1. the scientific study of mental disorders, including their theoretical underpinnings, etiology, progression, symptomatology, diagnosis, and treatment. This broad discipline draws on research from numerous areas, such as psychology, biochemistry, pharmacology, psychiatry, neurology, and endocrinology. The term in this sense is sometimes used synonymously with abnormal psychology.

2. the behavioral or cognitive manifestations of such disorders. The term in this sense is sometimes considered synonymous with mental disorder itself. —psychopathological adj. —psychopathologist n.

I was about to write about children who are triangulated into the divorce or separation of their parents this morning, when I opened the comment section and found a comment under the article I wrote about the death of Steve Miller M.D. The comment was anonymous and said “good riddance.”

Whilst I am used to this kind of commentary on the matter of the abuse of children in divorce and separation (I wonder why we ever called it anything else), the fact that someone came here and, presumably in a fit of indignantion, posted those words in order to relieve themselves of rage, made me stop and think. It made me wonder what happened to this person in their childhood perhaps, to cause such a lack of empathy and compassion and how much this absence of humanity infects the child protection world we work in.

Pyschopathology underpins what we call alienation of children, from the shared psychotic delusion which was written about in the UK in 2006 and which I first wrote about in 2013 (and which was being used in Court in the eighties and nineties by Dr Hamish Cameron, my mentor in this work), to pathological enmeshment, which Steve Miller spoke and wrote about extensively. The most extreme on this spectrum is the conscious and deliberate triangulation of children into parental rage, so much so that the child is murdered in an act of revenge, which is defined by psychiatric conditions such as the Medea Complex.

Medea complex a mother’s wish to kill her children as a means of revenge against the father. The term is derived from Greek mythology, in which Medea killed her children fathered by Jason after he deserted her for a younger woman. See also filicide.

Source – APA

The recent death of Daniel Hodgson, at the hands of his mother Carol, explains exactly why children of divorce and separation urgently need protection from parents, whose psychopathology, plus complete control, puts them in serious danger. The lack of empathy and compassion for a child and in a child, which is the defining feature in alienation cases and which is seen in the child who hyper aligns and rejects a parent with contempt, is what underpins the parental behaviours which cause alienation. It seems it also underpins the behaviours of some of those who oppose the work being done to bring the problem to light.
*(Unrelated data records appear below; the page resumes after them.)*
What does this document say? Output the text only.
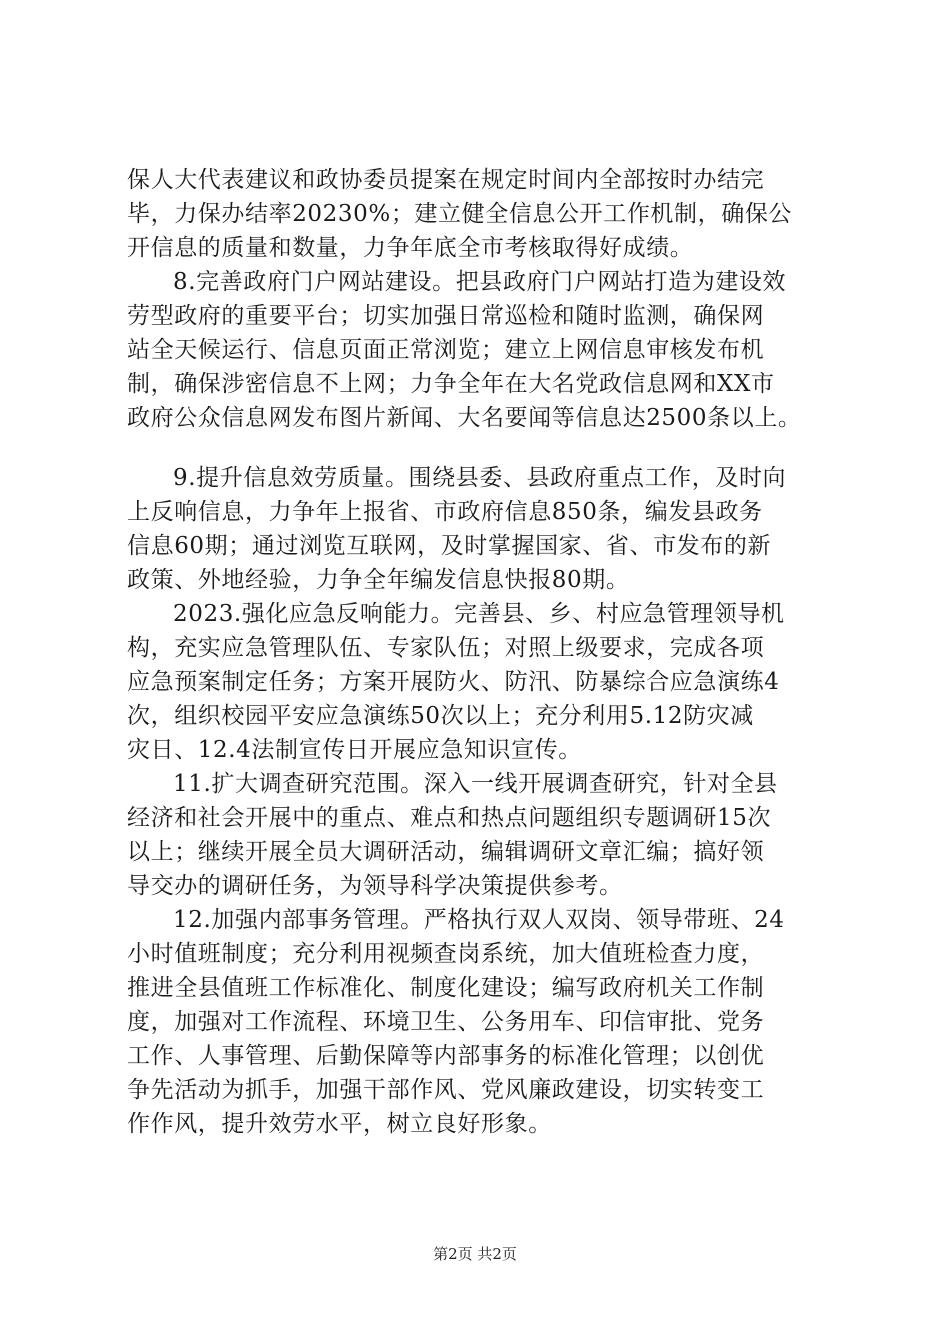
保人大代表建议和政协委员提案在规定时间内全部按时办结完
毕，力保办结率20230%；建立健全信息公开工作机制，确保公
开信息的质量和数量，力争年底全市考核取得好成绩。
8.完善政府门户网站建设。把县政府门户网站打造为建设效
劳型政府的重要平台；切实加强日常巡检和随时监测，确保网
站全天候运行、信息页面正常浏览；建立上网信息审核发布机
制，确保涉密信息不上网；力争全年在大名党政信息网和XX市
政府公众信息网发布图片新闻、大名要闻等信息达2500条以上。
9.提升信息效劳质量。围绕县委、县政府重点工作，及时向
上反响信息，力争年上报省、市政府信息850条，编发县政务
信息60期；通过浏览互联网，及时掌握国家、省、市发布的新
政策、外地经验，力争全年编发信息快报80期。
2023.强化应急反响能力。完善县、乡、村应急管理领导机
构，充实应急管理队伍、专家队伍；对照上级要求，完成各项
应急预案制定任务；方案开展防火、防汛、防暴综合应急演练4
次，组织校园平安应急演练50次以上；充分利用5.12防灾减
灾日、12.4法制宣传日开展应急知识宣传。
11.扩大调查研究范围。深入一线开展调查研究，针对全县
经济和社会开展中的重点、难点和热点问题组织专题调研15次
以上；继续开展全员大调研活动，编辑调研文章汇编；搞好领
导交办的调研任务，为领导科学决策提供参考。
12.加强内部事务管理。严格执行双人双岗、领导带班、24
小时值班制度；充分利用视频查岗系统，加大值班检查力度，
推进全县值班工作标准化、制度化建设；编写政府机关工作制
度，加强对工作流程、环境卫生、公务用车、印信审批、党务
工作、人事管理、后勤保障等内部事务的标准化管理；以创优
争先活动为抓手，加强干部作风、党风廉政建设，切实转变工
作作风，提升效劳水平，树立良好形象。
第2页 共2页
What is known popularly as ‘parental alienation’, was and still is in the UK, recognised via psychiatric and psychological diagnosis of parental behaviour, which is performed I hasten to add, by psychiatrists and psychologists not psychotherapists (as twitter would lead one to believe). Steve Miller M.D. worked with the concept of pathological enmeshment as an underlying behaviour seen in parents whose children reject a parent outright and having been mentored by a child/adolescent psychiatrist, my own work in treatment of children affected by alienation, is focused upon protecting children from parental psychopathologies. The very reason we must protect children from those behaviours, is that harm done to children by psychopathology is on a spectrum from mild, in which the child becomes unsettled due to anxiety in the family system, to severe, in which a child loses their life in the care of a parent with control over them.

The risks to children, of being in the care of unwell parents in divorce and separation are extraordinarily high and when the rejected parent is placed at the margins of the child’s life, they are helpless to protect the child. This is why raising awareness of the underlying psychopathologies in alienation of children is so utterly essential, there is risk to life, health and wellbeing in not doing so. Currently, with the label parental alienation, being surrounded by campaigns to portray it as something which doesn’t exist, shining a light on the underlying psychopathologies involved is vital.

So thank you to the anonymous commentor for stopping by and showing us what contempt plus lack of empathy and compassion looks like, on an article about a man* who worked tirelessly to protect children from contempt and lack of empathy. The irony is not lost on those of us who do this work and provides yet more evidence of why this work is so important and why we must continue to raise awareness of the plight of children who are abused in divorce and separation.

I am very sure that Steve, if he were here, would have been the first to point that out.

*Steve Miller M.D, was board certified in both Internal and Emergency Medicine and was also on the teaching faculty at Harvard Medical School where he helped physicians make better clinical decisions in, for example, heart surgery. He had many years experience in Behavioural Medicine – a speciality that focuses upon the interface between medicine and psychology.